Yes for most. CrewAI is explicitly independent of LangChain. Microsoft Agent Framework is independent of LangChain. The OpenAI Agents SDK is provider-native and does not require LangChain. Mastra is independent of LangChain. LangGraph is part of the LangChain ecosystem but can be used without other LangChain libraries. Google ADK is independent of LangChain. AutoGen is independent of LangChain.
Which framework is best for tool calling?
All seven frameworks support tool calling. The OpenAI Agents SDK and Google ADK have the deepest provider-native tool-call integration with their respective providers, including parallel tool calls, structured outputs, and function-calling improvements that ship with each provider release. LangGraph and CrewAI support tool calls across multiple providers via abstraction layers. Mastra and MAF support tool calling with workflow integration. AutoGen supports tool calling across multiple providers via its model-client abstraction.

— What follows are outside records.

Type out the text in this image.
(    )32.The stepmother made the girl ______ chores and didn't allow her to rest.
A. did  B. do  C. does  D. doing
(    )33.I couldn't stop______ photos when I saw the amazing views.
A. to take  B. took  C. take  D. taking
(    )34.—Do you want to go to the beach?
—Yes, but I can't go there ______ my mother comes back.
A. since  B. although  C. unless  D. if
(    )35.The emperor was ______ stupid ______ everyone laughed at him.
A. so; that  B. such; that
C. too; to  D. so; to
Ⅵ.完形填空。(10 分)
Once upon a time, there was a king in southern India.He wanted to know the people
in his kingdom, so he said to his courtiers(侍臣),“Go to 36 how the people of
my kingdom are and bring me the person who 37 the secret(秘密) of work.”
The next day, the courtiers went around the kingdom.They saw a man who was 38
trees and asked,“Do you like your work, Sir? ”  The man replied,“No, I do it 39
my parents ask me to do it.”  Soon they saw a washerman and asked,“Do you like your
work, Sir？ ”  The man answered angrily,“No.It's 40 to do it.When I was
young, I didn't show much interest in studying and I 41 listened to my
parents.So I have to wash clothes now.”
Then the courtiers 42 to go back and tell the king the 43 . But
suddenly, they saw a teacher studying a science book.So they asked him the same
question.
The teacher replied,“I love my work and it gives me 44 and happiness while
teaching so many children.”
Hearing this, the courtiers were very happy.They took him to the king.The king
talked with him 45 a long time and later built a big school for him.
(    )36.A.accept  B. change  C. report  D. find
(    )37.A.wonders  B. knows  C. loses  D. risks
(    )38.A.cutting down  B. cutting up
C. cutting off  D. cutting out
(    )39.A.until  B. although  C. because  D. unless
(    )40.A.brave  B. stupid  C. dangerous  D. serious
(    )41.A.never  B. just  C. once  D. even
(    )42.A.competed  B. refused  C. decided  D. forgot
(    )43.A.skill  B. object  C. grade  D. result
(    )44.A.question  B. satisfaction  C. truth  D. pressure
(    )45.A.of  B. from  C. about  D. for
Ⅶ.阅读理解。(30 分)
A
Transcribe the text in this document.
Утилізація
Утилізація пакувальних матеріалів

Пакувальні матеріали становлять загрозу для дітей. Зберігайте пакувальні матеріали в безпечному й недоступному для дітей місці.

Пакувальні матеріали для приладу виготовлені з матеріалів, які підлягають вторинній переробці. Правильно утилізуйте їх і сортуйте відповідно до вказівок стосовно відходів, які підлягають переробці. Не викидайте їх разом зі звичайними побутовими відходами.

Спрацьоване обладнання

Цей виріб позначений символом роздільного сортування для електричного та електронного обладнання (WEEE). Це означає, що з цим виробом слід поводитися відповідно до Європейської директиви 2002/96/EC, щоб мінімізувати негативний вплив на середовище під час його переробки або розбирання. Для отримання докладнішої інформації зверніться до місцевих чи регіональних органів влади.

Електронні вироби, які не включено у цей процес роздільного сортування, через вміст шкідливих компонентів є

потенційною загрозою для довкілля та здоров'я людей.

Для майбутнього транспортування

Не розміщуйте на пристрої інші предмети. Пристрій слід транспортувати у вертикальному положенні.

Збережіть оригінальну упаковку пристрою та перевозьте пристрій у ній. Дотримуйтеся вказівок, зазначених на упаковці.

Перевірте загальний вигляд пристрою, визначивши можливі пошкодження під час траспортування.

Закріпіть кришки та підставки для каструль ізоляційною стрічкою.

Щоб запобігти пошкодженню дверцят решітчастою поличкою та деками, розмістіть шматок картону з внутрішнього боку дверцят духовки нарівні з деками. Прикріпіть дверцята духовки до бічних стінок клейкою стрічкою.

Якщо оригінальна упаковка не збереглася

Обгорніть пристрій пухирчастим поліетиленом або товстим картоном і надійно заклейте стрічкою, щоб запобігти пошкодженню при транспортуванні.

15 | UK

What about evaluating multi-agent flows?
Use a vendor-neutral eval and tracing layer that ingests OpenTelemetry GenAI semconv spans. Score each agent step on tool selection, retrieval quality, conversation drift, task completion, and groundedness. FutureAGI, Langfuse, LangSmith, Phoenix, and Braintrust all support multi-step agent evals. The framework you pick for the runtime does not have to be the framework you pick for eval.
How do these frameworks handle distributed runtime?
AutoGen Core ships gRPC distributed runtime. Microsoft Agent Framework supports durable workflow runtime. LangGraph Platform offers managed durable execution. CrewAI runs single-process by default with optional distributed coordination. Mastra runs as a server with horizontal scaling. The OpenAI Agents SDK delegates distributed orchestration to the application layer. Google ADK leans on Vertex AI Agent Engine for managed orchestration. For long-running agent flows that span minutes to hours, durable execution matters.